Los niños, las personas mayores, las que sufren insomnio y los enfermos suelen ser los más afectados, ya que para ellos los cambios en sus rutinas de comidas y sueño sí que pueden tener una mayor repercusión. En cualquier caso, diferentes estudios asocian los cambios de hora con las siguientes alteraciones:

  • Trastornos del sueño, insomnio, somnolencia diurna. El cambio de horario puede afectar a la producción de melatonina, una hormona fundamental en la regulación de los ciclos de vigilia y sueño en función de la luz solar.
  • Mayor cansancio y fatiga, lo que puede provocar nerviosismo, irritabilidad, cambios de humor, problemas de concentración y menor productividad en el trabajo.
  • ¿Más riesgo de infarto? Aunque los expertos matizan que se deben realizar más estudios, una investigación de la Universidad de Alabama en Birmingham (EE. UU.) sostiene que la probabilidad de sufrir un infarto es un 10% mayor en los dos días siguientes al cambio de hora en marzo, cuando se adelantan los relojes, en las personas que tienen factores de riesgo cardiovascular. En cambio, con el ajuste de hora de octubre, el riesgo disminuye.
  • Las personas que sufren depresión, ansiedad, cefaleas, migrañas o algunas enfermedades neurológicas pueden sufrir un empeoramiento de su estado. Aunque suele ser temporal, conviene que consulten al médico si otros años ha sido acentuado.
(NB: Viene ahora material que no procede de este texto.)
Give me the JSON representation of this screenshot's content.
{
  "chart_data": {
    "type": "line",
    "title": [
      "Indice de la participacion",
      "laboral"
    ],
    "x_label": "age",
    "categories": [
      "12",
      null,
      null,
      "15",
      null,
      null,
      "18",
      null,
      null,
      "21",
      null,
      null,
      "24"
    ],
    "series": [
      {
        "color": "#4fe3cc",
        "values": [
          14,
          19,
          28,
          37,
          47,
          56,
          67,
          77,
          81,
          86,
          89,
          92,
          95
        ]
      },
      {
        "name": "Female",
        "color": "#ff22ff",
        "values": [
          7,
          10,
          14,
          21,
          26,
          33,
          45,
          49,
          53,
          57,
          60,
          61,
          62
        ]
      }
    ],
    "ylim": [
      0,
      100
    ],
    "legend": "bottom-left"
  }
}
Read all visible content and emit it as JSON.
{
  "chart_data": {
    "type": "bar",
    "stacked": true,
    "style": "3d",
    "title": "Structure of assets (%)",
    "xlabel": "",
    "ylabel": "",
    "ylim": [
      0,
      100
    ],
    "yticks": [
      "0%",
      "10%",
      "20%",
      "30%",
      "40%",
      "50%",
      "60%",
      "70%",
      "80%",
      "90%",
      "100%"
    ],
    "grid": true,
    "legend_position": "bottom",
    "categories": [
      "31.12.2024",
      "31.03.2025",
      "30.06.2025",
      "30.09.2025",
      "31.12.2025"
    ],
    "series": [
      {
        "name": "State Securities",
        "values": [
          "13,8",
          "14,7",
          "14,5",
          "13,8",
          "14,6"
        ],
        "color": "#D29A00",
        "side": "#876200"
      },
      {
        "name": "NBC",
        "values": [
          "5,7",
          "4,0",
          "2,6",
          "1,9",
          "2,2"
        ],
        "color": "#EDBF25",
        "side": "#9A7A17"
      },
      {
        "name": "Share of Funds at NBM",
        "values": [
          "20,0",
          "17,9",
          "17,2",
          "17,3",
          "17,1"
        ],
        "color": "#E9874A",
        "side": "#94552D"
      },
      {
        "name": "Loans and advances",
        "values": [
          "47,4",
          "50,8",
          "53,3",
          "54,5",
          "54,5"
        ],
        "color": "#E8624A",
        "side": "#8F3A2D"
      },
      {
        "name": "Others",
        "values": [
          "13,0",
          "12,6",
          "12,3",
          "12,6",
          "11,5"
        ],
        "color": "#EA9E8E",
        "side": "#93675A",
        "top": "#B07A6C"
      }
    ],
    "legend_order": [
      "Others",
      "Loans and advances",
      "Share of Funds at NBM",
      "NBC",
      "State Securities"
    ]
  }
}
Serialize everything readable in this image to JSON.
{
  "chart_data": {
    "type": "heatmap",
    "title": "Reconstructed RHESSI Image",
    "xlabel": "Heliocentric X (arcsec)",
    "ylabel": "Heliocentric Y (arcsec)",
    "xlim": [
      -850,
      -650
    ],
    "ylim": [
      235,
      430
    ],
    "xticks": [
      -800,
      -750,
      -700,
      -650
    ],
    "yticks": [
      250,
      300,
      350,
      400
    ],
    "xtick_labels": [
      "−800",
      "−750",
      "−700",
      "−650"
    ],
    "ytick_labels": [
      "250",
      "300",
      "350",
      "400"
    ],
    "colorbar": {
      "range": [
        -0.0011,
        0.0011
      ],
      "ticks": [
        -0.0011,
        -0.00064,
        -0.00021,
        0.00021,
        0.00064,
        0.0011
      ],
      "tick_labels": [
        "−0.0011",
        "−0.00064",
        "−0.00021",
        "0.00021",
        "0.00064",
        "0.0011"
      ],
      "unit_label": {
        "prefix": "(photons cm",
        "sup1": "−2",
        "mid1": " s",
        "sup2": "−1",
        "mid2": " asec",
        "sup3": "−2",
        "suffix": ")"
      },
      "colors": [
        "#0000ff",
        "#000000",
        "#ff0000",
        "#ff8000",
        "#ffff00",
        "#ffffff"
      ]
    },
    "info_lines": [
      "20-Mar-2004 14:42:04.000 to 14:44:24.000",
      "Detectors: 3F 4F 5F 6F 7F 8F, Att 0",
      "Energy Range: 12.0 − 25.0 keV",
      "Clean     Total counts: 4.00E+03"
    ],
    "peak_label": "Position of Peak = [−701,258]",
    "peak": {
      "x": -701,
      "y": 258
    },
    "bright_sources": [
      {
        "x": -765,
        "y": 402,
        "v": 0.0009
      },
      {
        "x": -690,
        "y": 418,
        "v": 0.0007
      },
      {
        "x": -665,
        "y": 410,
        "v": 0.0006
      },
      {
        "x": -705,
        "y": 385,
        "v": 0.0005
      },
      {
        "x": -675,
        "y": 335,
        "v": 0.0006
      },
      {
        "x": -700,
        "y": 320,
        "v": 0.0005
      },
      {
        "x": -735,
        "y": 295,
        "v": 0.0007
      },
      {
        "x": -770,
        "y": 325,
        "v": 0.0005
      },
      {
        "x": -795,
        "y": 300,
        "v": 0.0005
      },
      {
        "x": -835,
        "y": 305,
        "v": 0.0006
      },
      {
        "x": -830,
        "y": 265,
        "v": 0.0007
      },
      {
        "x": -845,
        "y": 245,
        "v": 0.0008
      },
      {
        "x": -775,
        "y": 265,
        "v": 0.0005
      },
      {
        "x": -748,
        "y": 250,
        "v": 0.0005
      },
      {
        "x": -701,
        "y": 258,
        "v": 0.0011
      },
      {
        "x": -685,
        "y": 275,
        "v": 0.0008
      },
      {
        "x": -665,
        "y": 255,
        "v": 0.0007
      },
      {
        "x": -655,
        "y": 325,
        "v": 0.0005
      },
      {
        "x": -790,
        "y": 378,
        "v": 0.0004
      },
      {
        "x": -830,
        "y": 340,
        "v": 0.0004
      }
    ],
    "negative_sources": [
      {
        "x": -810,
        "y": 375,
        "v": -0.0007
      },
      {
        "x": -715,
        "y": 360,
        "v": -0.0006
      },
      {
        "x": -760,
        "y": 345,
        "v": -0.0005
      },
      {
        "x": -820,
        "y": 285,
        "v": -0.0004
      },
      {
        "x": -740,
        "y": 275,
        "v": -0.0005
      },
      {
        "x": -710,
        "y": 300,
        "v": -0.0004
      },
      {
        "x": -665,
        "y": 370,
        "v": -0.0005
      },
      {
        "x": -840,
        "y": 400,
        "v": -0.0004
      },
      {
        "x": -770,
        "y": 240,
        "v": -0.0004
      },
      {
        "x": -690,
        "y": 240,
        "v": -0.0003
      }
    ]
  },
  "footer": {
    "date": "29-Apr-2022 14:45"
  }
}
¿Qué cambio de hora es peor: el de invierno o el de verano?

El cambio al horario de verano es más brusco que el de finales de octubre, ya que "perdemos" una hora de sueño y nos cuesta más adaptarnos a avanzar una hora. Los expertos lo comparan con el jet lag, trastorno causado por un viaje largo en avión en el que se producen grandes cambios horarios:

Cuando viajamos hacia Estados Unidos, por ejemplo, "ganamos" horas, ya que allí es más temprano así que al llegar atrasamos nuestro reloj.

Pero si vamos a Japón o Australia, las "perdemos", porque en el Este amanece antes y, por lo tanto, es más tarde.

Los dos viajes producen jet lag, pero cuesta más adaptarse al de Japón (que sería similar al cambio de hora de marzo, en el que adelantamos una hora).

Otros especialistas, en cambio, lo explican de la siguiente manera: el ritmo circadiano humano, el reloj interno que regula la mayoría de las funciones del organismo, dura en realidad algo más de 24 horas. Por esta razón, se adapta mejor a un día de 25 horas (cambio de octubre) que de 23 horas (marzo).